07/31/2014 5:22PM

Del Mar owners scratch horse as protest


Owners David Frankham and Brian Carmody withdrew Smogcutter from Thursday’s first race at Del Mar to protest the presence of a rival horse that tested positive for a sedative in March, but whose trainer, A.C. Avila, has yet to be sanctioned.

Smogcutter was scratched at 12:55 p.m., a few minutes before he was due to be sent to the receiving barn before the race. Horses are sent to the receiving barn before proceeding to the paddock to be saddled. Not showing up at the receiving barn before a race is a violation of California Horse Racing Board rules.

Trainer Dan Blacker said on Thursday morning that he was told by Frankham to keep Smogcutter in the barn.

“We’ll just choose not to bring him over for the race,” Blacker said. “I’m following instructions.”

The horse the connections of Smogcutter scratched to avoid running against, Masochistic, won Thursday's first race by 2 1/2 lengths over Passing Game, with minimal urging from jockey Victor Espinoza. He paid $2.80.

In a phone interview on Wednesday evening, Frankham said that he and Carmody were protesting a lack of action beyond the redistribution of the purse by the California Horse Racing Board regarding Masochistic’s positive for the tranquilizer acepromazine, found in a post-race test conducted on March 15.

In late April, Santa Anita stewards disqualified Masochistic from the purse of the March 15 race because of the positive.  Masochistic earned $1,120 for owners Los Pollos Hermanos Racing and Santa Ines Stable. In their April ruling, the stewards ordered the money forfeited and redistributed to Durango Flier, who finished sixth.

Avila is scheduled to have a hearing with an administrative law judge on Aug. 12 regarding the acepromazine positive. Avila could face a fine or suspension for the positive. But Frankham said that too much time has passed for the racing board not to have taken action.

"I have a hard time thinking this guy is still training for 4 ½ months and there have been no consequences,” Frankham said.
Avila said on Thursday that Masochistic was given a double dose of acepromazine by accident on March 12, about 72 hours before the race.

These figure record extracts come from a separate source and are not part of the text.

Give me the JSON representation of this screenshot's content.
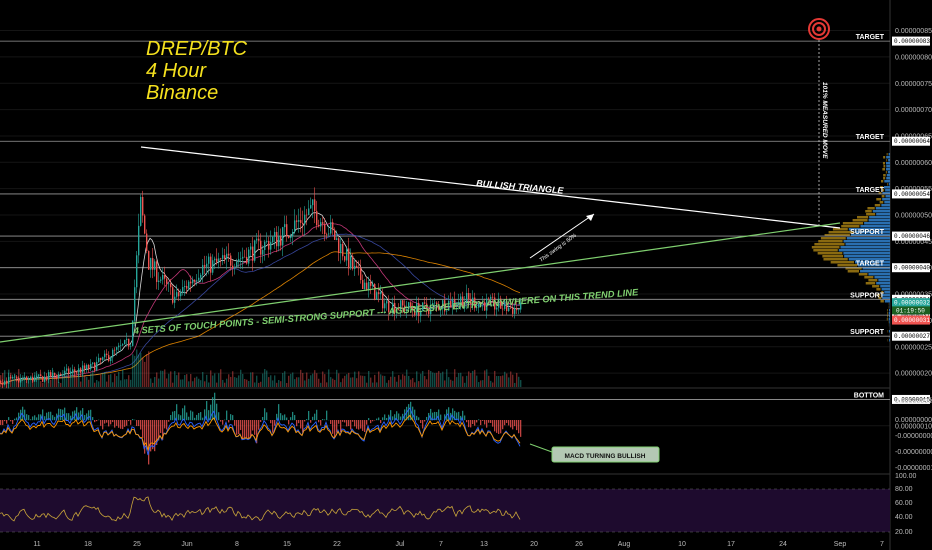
{
  "title": {
    "line1": "DREP/BTC",
    "line2": "4 Hour",
    "line3": "Binance"
  },
  "annotations": {
    "triangle": "BULLISH TRIANGLE",
    "support_line": "4 SETS OF TOUCH POINTS - SEMI-STRONG SUPPORT  ---  AGGRESSIVE ENTRY ANYWHERE ON THIS TREND LINE",
    "swing": "This swing is 50%",
    "measured": "101% MEASURED MOVE",
    "macd": "MACD TURNING BULLISH"
  },
  "colors": {
    "up": "#26a69a",
    "down": "#ef5350",
    "trend": "#ffffff",
    "support": "#7fcf6f",
    "target_marker": "#e53935",
    "profile_blue": "#2a6fb0",
    "profile_gold": "#8a6a10",
    "rsi_bg": "#1e0b2e",
    "rsi_line": "#c9a53a",
    "macd_line": "#2962ff",
    "signal_line": "#ff9800"
  },
  "chart_data": {
    "type": "candlestick",
    "y_axis_ticks": [
      "0.00000085",
      "0.00000080",
      "0.00000075",
      "0.00000070",
      "0.00000065",
      "0.00000060",
      "0.00000055",
      "0.00000050",
      "0.00000045",
      "0.00000040",
      "0.00000035",
      "0.00000030",
      "0.00000025",
      "0.00000020",
      "0.00000015",
      "0.00000010"
    ],
    "ylim": [
      9e-08,
      8.7e-07
    ],
    "x_axis_ticks": [
      "11",
      "18",
      "25",
      "Jun",
      "8",
      "15",
      "22",
      "Jul",
      "7",
      "13",
      "20",
      "26",
      "Aug",
      "10",
      "17",
      "24",
      "Sep",
      "7"
    ],
    "price_tags": [
      {
        "value": "0.00000083",
        "name": "TARGET"
      },
      {
        "value": "0.00000064",
        "name": "TARGET"
      },
      {
        "value": "0.00000054",
        "name": "TARGET"
      },
      {
        "value": "0.00000046",
        "name": "SUPPORT"
      },
      {
        "value": "0.00000040",
        "name": "TARGET"
      },
      {
        "value": "0.00000034",
        "name": "SUPPORT"
      },
      {
        "value": "0.00000031",
        "name": ""
      },
      {
        "value": "0.00000027",
        "name": "SUPPORT"
      },
      {
        "value": "0.00000015",
        "name": "BOTTOM"
      }
    ],
    "current_price_tags": [
      "0.00000032",
      "0.00000031"
    ],
    "countdown": "01:19:50",
    "macd_ticks": [
      "0.00000001",
      "0.00000000",
      "-0.00000000",
      "-0.00000000",
      "-0.00000001"
    ],
    "rsi_ticks": [
      "100.00",
      "80.00",
      "60.00",
      "40.00",
      "20.00"
    ]
  }
}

Omar Berrio rode Masochistic on March 15, and the next day the stewards conducted an informal hearing with him. The stewards were “concerned that Mr. Berrio prevented his horse from giving his best race,” according to the weekly minutes the stewards submitted to the racing board. The stewards called for a racing board investigation into the matter and a post-race test for Maschostic, which revealed the positive.

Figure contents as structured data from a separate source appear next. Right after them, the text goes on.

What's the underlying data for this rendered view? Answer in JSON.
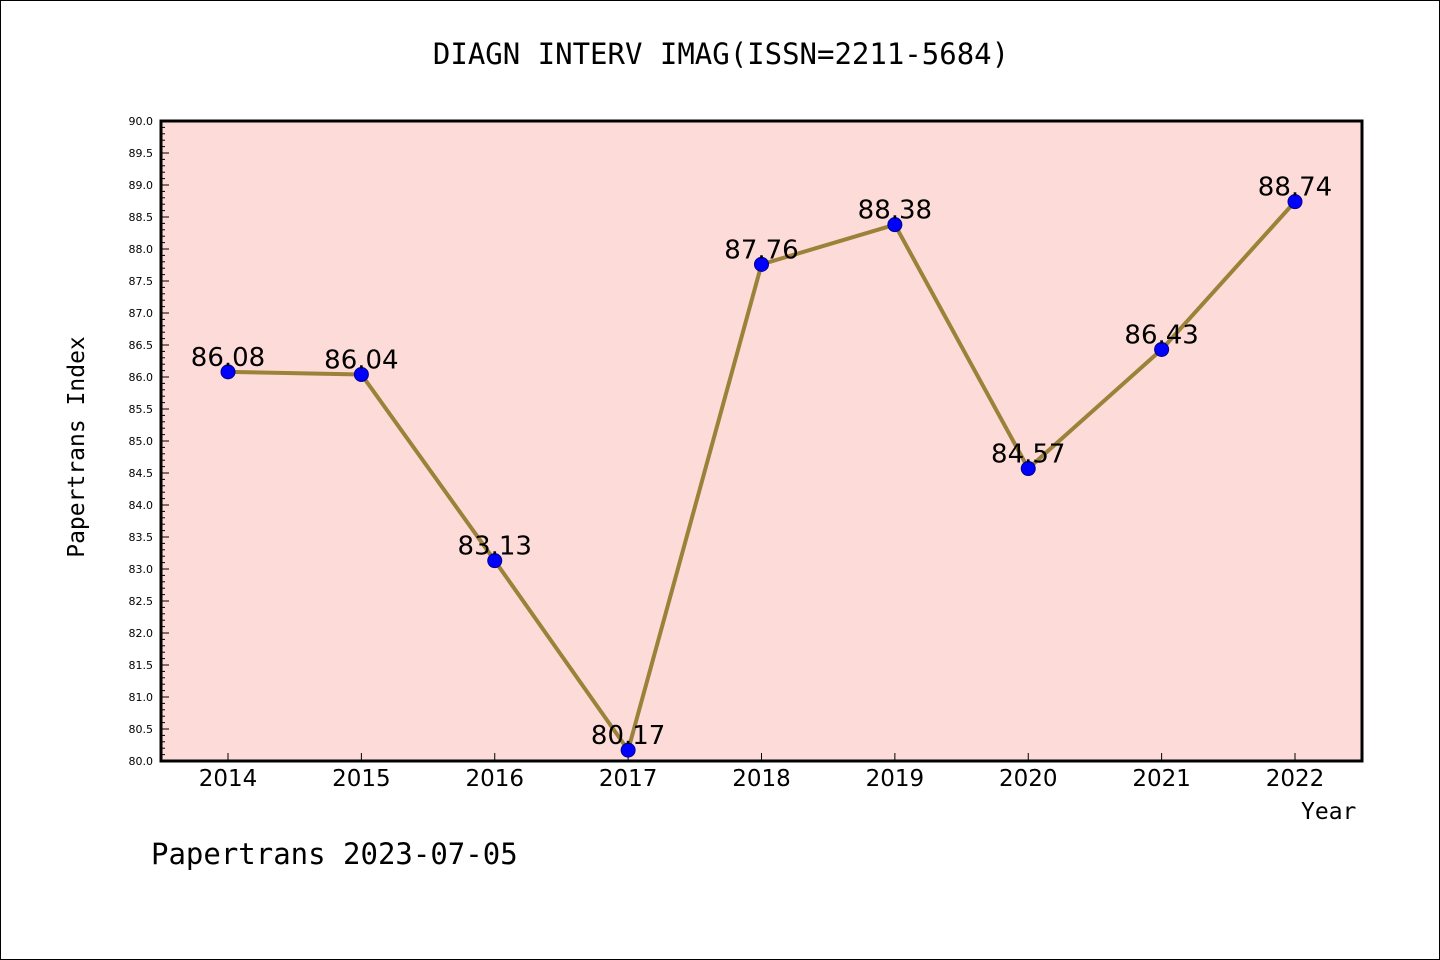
{
  "title": "DIAGN INTERV IMAG(ISSN=2211-5684)",
  "footer": "Papertrans 2023-07-05",
  "chart_data": {
    "type": "line",
    "title": "DIAGN INTERV IMAG(ISSN=2211-5684)",
    "xlabel": "Year",
    "ylabel": "Papertrans Index",
    "categories": [
      "2014",
      "2015",
      "2016",
      "2017",
      "2018",
      "2019",
      "2020",
      "2021",
      "2022"
    ],
    "values": [
      86.08,
      86.04,
      83.13,
      80.17,
      87.76,
      88.38,
      84.57,
      86.43,
      88.74
    ],
    "data_labels": [
      "86.08",
      "86.04",
      "83.13",
      "80.17",
      "87.76",
      "88.38",
      "84.57",
      "86.43",
      "88.74"
    ],
    "ylim": [
      80.0,
      90.0
    ],
    "yticks": [
      "80.0",
      "80.5",
      "81.0",
      "81.5",
      "82.0",
      "82.5",
      "83.0",
      "83.5",
      "84.0",
      "84.5",
      "85.0",
      "85.5",
      "86.0",
      "86.5",
      "87.0",
      "87.5",
      "88.0",
      "88.5",
      "89.0",
      "89.5",
      "90.0"
    ],
    "grid": false,
    "legend": "none",
    "colors": {
      "plot_background": "#fddbd8",
      "line": "#9b8238",
      "marker": "#0000ff"
    }
  }
}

Avila said in an interview in early April that Masochistic is a difficult horse to ride, and that the intention was for Berrio to preserve his mount to the stretch before asking for an effort. Masochistic was beaten 4 1/4 lengths at 8-1. The race was won by 4-5 favorite Whine for Wine.

Avila said Masochistic was plagued by knee and tibia injuries as a young horse, which postponed the start of his career. Thursday, Avila said that Masochistic was given the sedative because the horse has a tendency to try to bite stable staff.

Following his March 15 race, Masochistic was sent to Churchill Downs where he won a maiden race by 14 lengths as the 2-1 favorite early on Kentucky Derby Day.

Del Mar stewards said on Thursday that the scratch of Smogcutter would be referred to the racing board’s investigators for a possible complaint.

If a complaint is filed, a hearing could be held, which could result in a penalty against the owners or Blacker.

Frankham, who became a racehorse owner in 2013, said he is willing to accept a penalty for not letting Smogcutter race on Thursday.

"I think we'll have to go in a hearing," he said. "In principle, I'm okay with that.

"I've decided this is the worst part of the sport. It's a hard step. If someone doesn't say anything, it will go on. I see this as an attack on the bettors. It's defrauding of the trust. We don't feel comfortable being in the field. It's a tough decision to come to.”

Frankham, 44, is a Los Angeles-based film director and producer, with credits in commercials and the HBO series "Witness."